Not for me at least.

> When I run the flow/stokesCavity.py, the test fails. Adding at the bottom of
> that file:
>
> Test values in the last cell.
>>>> print pressure.getGlobalValue()[...,-1], 145.233883763
>
> I obtain the result :
> False
> False
> False

It's failing for you. I'd don't think the test is very good though. I
might try and improve the test method when I include your version of
the example.

> Are the RHS the values from Dolphyn? Is this test supposed to fail?

I don't believe the test is supposed to fail, but I used Dolfyn
originally to compare the results and provide the comparison numbers.
A lot has changed since then though.

> Without knowing what this test does, there is little conclusion I can draw.
> I'll post the Rhie-Chow correction when I tested some more with it. It
> defenitely removes the pressure oscillation in my work, so it seems ok.

Good. As I said I need to think of a better way to compare the solution.

> I also wonder about the part of the solver after:
>    ## update the pressure using the corrected value but hold one cell fixed
> then code follows to keep cell[0] at pressure 0. Is this really needed?

That might depend on which solver is used.
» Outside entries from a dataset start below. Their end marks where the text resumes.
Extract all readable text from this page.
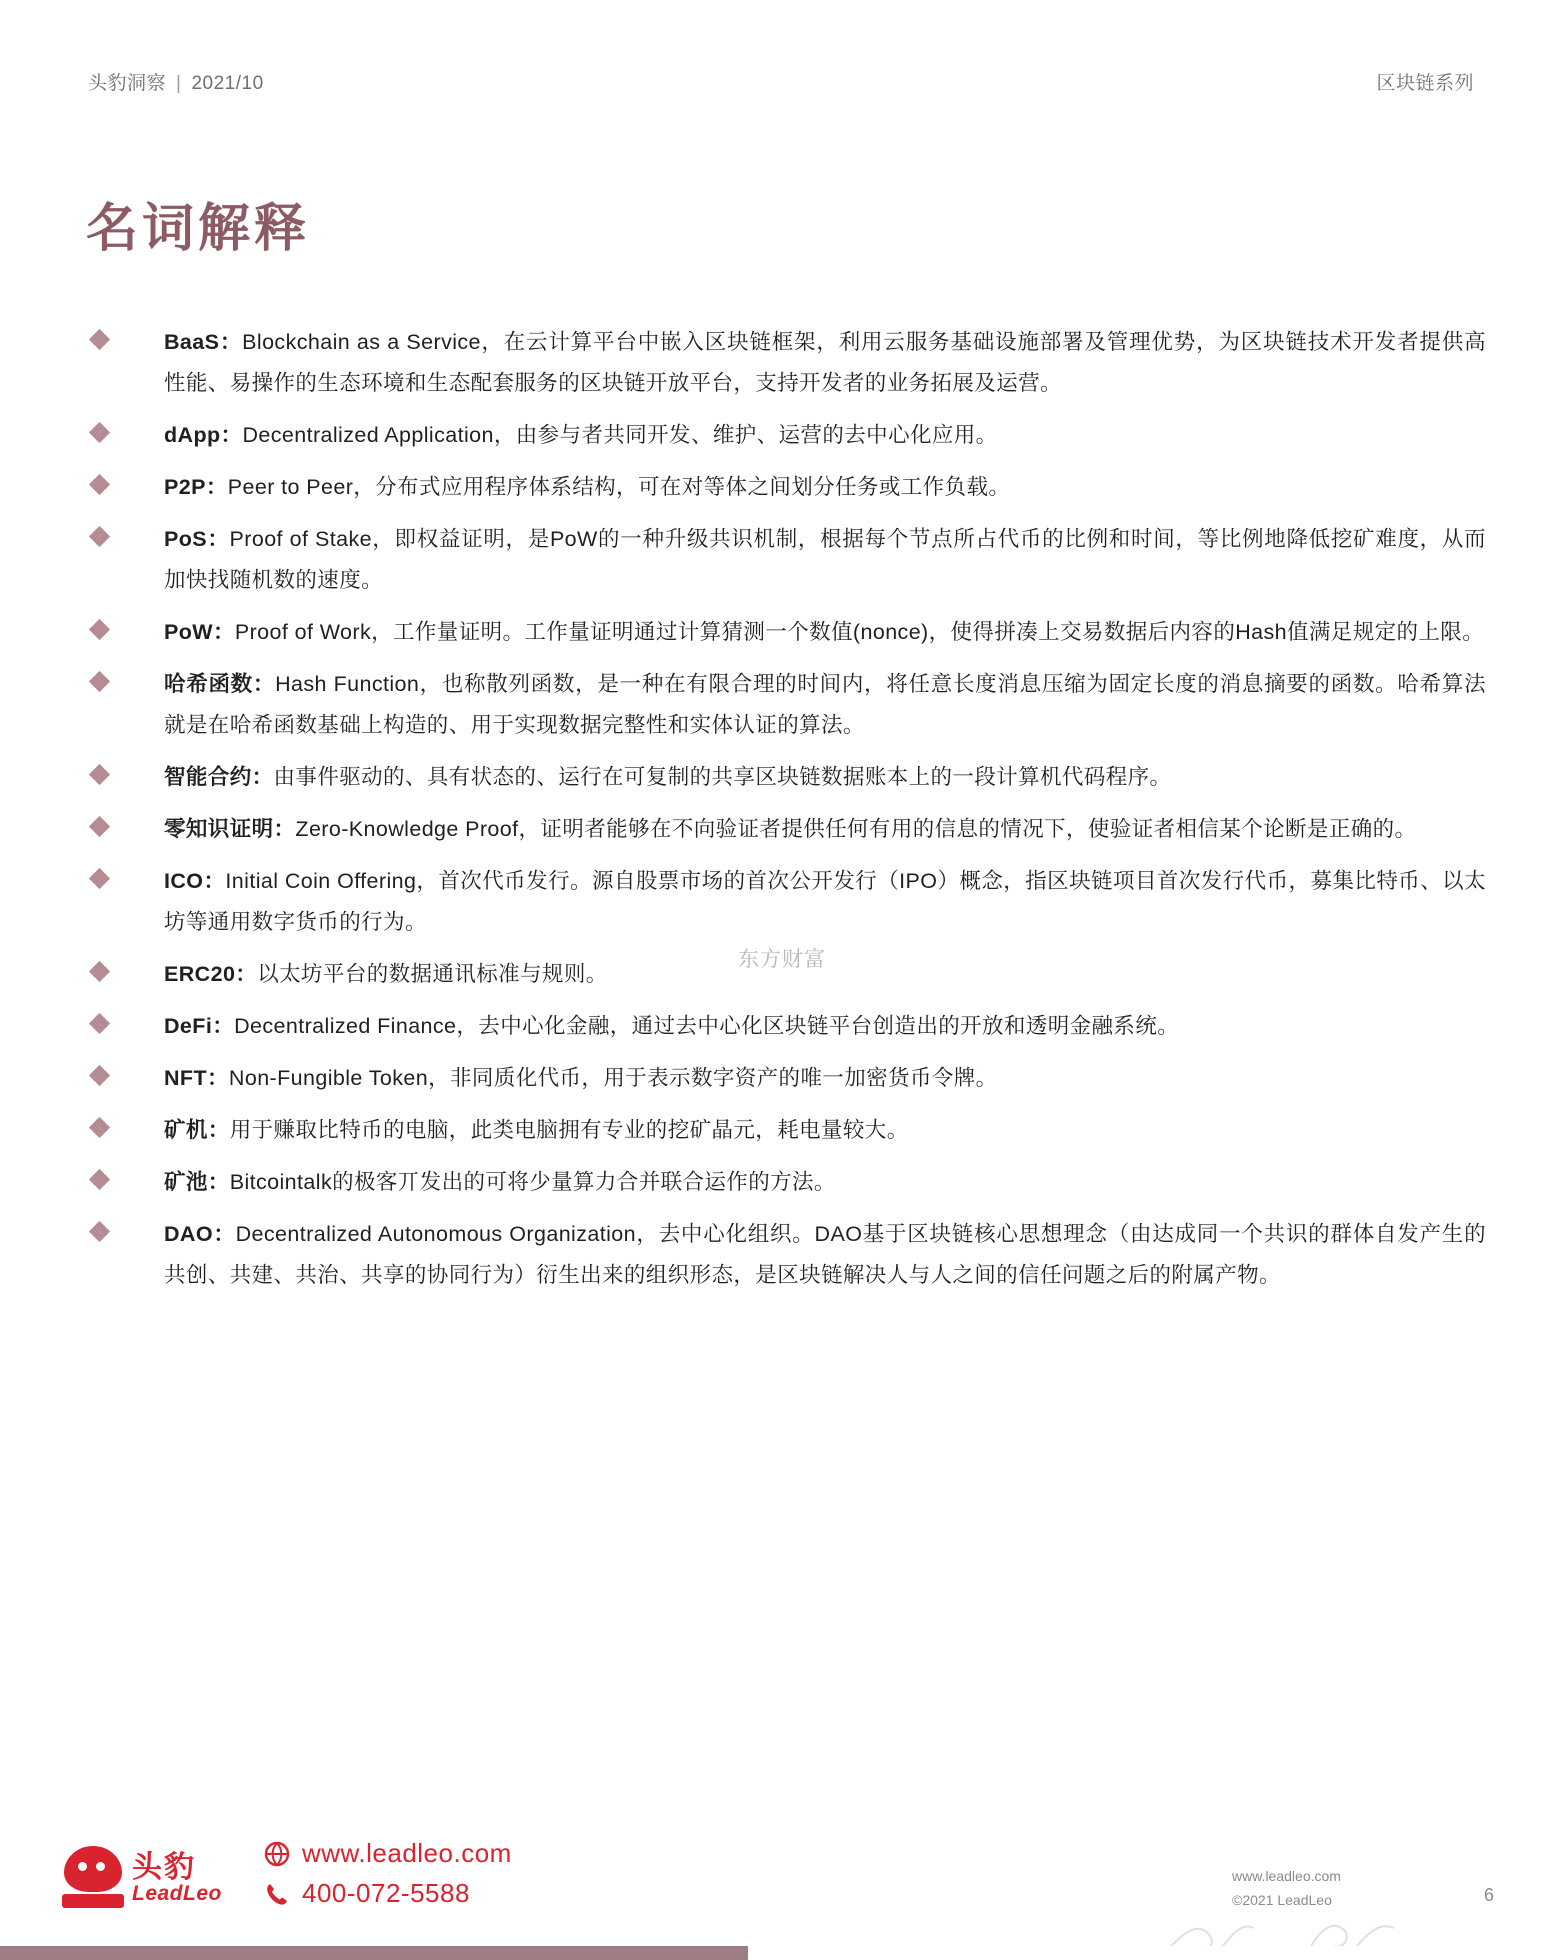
头豹洞察 | 2021/10	区块链系列
名词解释
BaaS：Blockchain as a Service，在云计算平台中嵌入区块链框架，利用云服务基础设施部署及管理优势，为区块链技术开发者提供高性能、易操作的生态环境和生态配套服务的区块链开放平台，支持开发者的业务拓展及运营。
dApp：Decentralized Application，由参与者共同开发、维护、运营的去中心化应用。
P2P：Peer to Peer，分布式应用程序体系结构，可在对等体之间划分任务或工作负载。
PoS：Proof of Stake，即权益证明，是PoW的一种升级共识机制，根据每个节点所占代币的比例和时间，等比例地降低挖矿难度，从而加快找随机数的速度。
PoW：Proof of Work，工作量证明。工作量证明通过计算猜测一个数值(nonce)，使得拼凑上交易数据后内容的Hash值满足规定的上限。
哈希函数：Hash Function，也称散列函数，是一种在有限合理的时间内，将任意长度消息压缩为固定长度的消息摘要的函数。哈希算法就是在哈希函数基础上构造的、用于实现数据完整性和实体认证的算法。
智能合约：由事件驱动的、具有状态的、运行在可复制的共享区块链数据账本上的一段计算机代码程序。
零知识证明：Zero-Knowledge Proof，证明者能够在不向验证者提供任何有用的信息的情况下，使验证者相信某个论断是正确的。
ICO：Initial Coin Offering，首次代币发行。源自股票市场的首次公开发行（IPO）概念，指区块链项目首次发行代币，募集比特币、以太坊等通用数字货币的行为。
ERC20：以太坊平台的数据通讯标准与规则。
DeFi：Decentralized Finance，去中心化金融，通过去中心化区块链平台创造出的开放和透明金融系统。
NFT：Non-Fungible Token，非同质化代币，用于表示数字资产的唯一加密货币令牌。
矿机：用于赚取比特币的电脑，此类电脑拥有专业的挖矿晶元，耗电量较大。
矿池：Bitcointalk的极客丌发出的可将少量算力合并联合运作的方法。
DAO：Decentralized Autonomous Organization，去中心化组织。DAO基于区块链核心思想理念（由达成同一个共识的群体自发产生的共创、共建、共治、共享的协同行为）衍生出来的组织形态，是区块链解决人与人之间的信任问题之后的附属产物。
东方财富
头豹
LeadLeo
www.leadleo.com
400-072-5588
www.leadleo.com
©2021 LeadLeo	6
It is probable that an
iterative solver might wander, while a direct solver does not have
that issue (or visa-versa).

> Not
> doing it results in
> sweep: 299 , x residual: 0.0196690174713 , y residual 0.0177051252932 , p
> residual: 1.70403715572e-07 , continuity: 3.94729816867e-06
> 151.910461226 145.233883763
> 0.202533960386 0.24964673696
> -0.21920158527 -0.164498041783
> which is hardly different from the original. I would prefer Imposing a
> pressure value via a boundary condition on the pressure correction equation,
> this seems to work great if one sets eg a boundary at a specific pressure to
> a fixed value.

Okay, if it works that is much cleaner.